THE WOMAN WITH FIFTY FACES

Maria Lani & the Greatest Art Heist That Never Was

by Jonathan Lackman ; illustrated by Zachary J. Pinson

Pub Date: July 22nd, 2025
ISBN: 9798875001116
Publisher: Fantagraphics Books

A fraud among the famous.

Maria Lani (1895-1954) was an enigmatic bit player on the stage of modern art. She appeared out of nowhere in the 1920s, claiming to be a great silent film star. She befriended such artists as Jean Cocteau and Henri Matisse. Everybody painted her portrait. With her husband, Max Abramowicz, they scammed the art world, keeping the valuable portraits and breezing through Paris until they disappeared in the 1930s. They were, of course, not who they said they were. Maria was born Maria Geleniewicz in the Jewish quarter of Czestochowa, Poland. She never was the film star that she claimed to be. She and her husband remained in Europe until 1940, when they managed to make it to Lisbon and sail for America. There was supposed to be a film based on her life, but it never materialized. She made it back to Paris, where she died. Writer Lackman and artist Pinson have transformed Lani’s life into a graphic biography. Vivid black-and-white images illustrate the hardships of the Polish Jewry of her birth. They boldly limn the world of 1920s Paris.

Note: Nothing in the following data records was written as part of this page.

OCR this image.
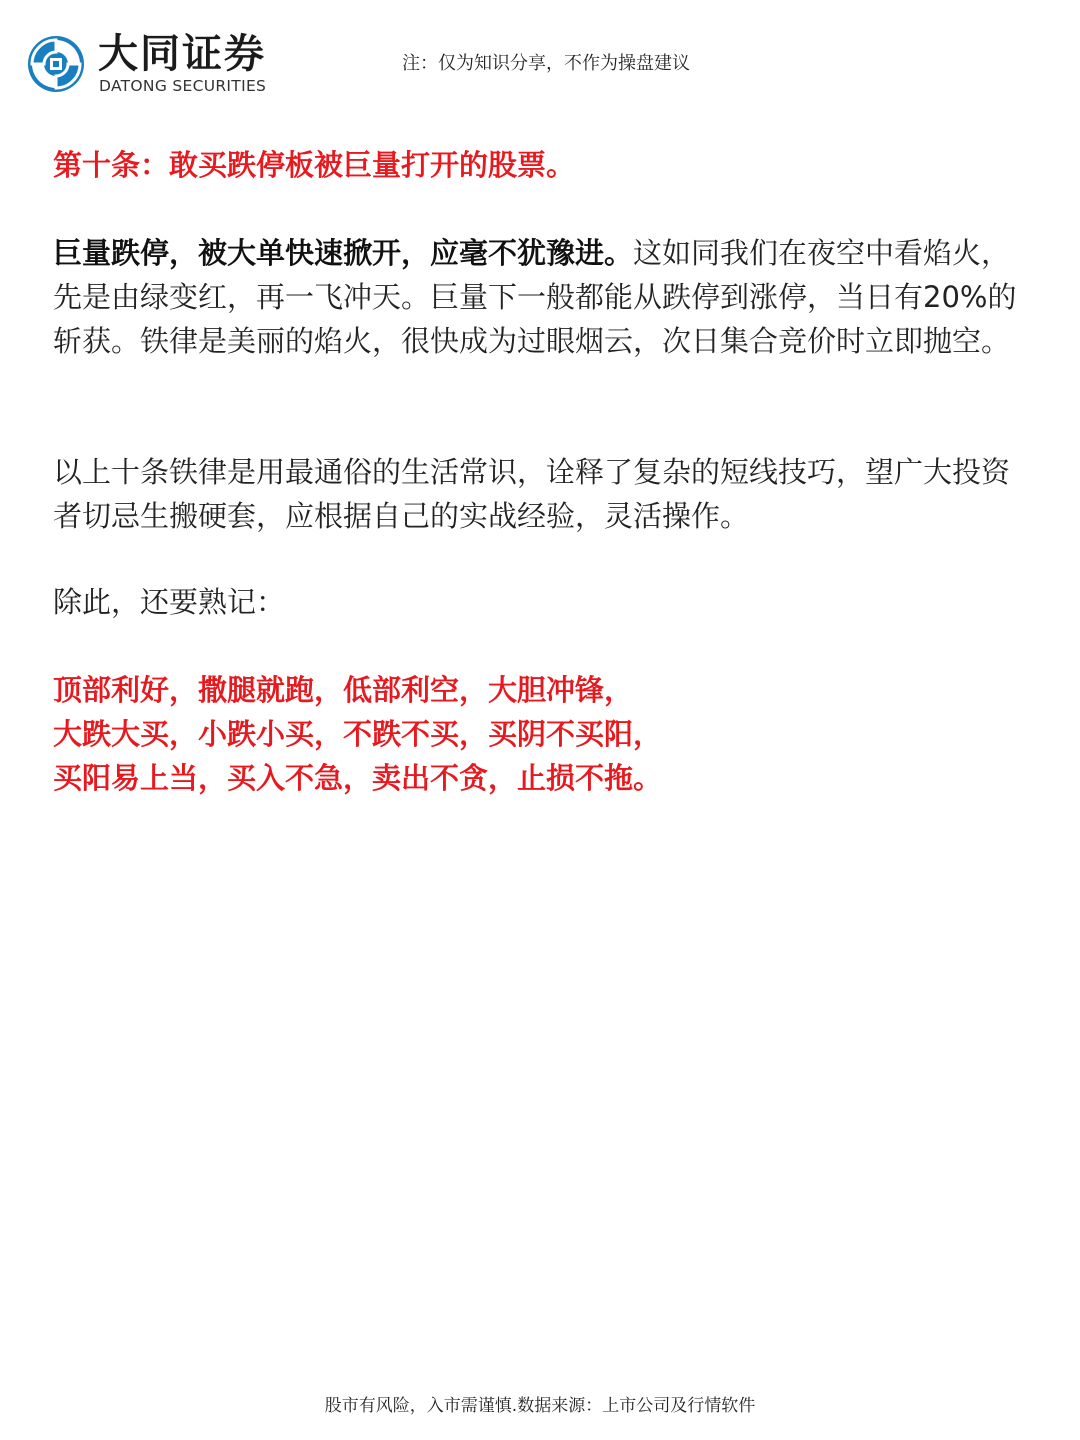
大同证券
DATONG SECURITIES
注：仅为知识分享，不作为操盘建议

第十条：敢买跌停板被巨量打开的股票。

巨量跌停，被大单快速掀开，应毫不犹豫进。这如同我们在夜空中看焰火，先是由绿变红，再一飞冲天。巨量下一般都能从跌停到涨停，当日有20%的斩获。铁律是美丽的焰火，很快成为过眼烟云，次日集合竞价时立即抛空。

以上十条铁律是用最通俗的生活常识，诠释了复杂的短线技巧，望广大投资者切忌生搬硬套，应根据自己的实战经验，灵活操作。

除此，还要熟记：

顶部利好，撒腿就跑，低部利空，大胆冲锋，
大跌大买，小跌小买，不跌不买，买阴不买阳，
买阳易上当，买入不急，卖出不贪，止损不拖。

股市有风险，入市需谨慎.数据来源：上市公司及行情软件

They give us nightmarish and unforgettable faces. The whole book has the feel of the musical Cabaret, as if illustrated by R. Crumb, or as if Art Spiegelman’s Maus were told by Mr. Natural. There is a trippy terror to the book: Mouths distort, noses grow, eyes bulge out. Its bizarre genius is to take a woman known for her face on Modernist canvases and transform her into a visage fit for 21st-century comics. Lani was an artist of impersonations, a true charlatan worthy of this book’s outré imagination.

The life of an exhibitionistic, modernist fraud, told through graphic art that will keep the reader up at night.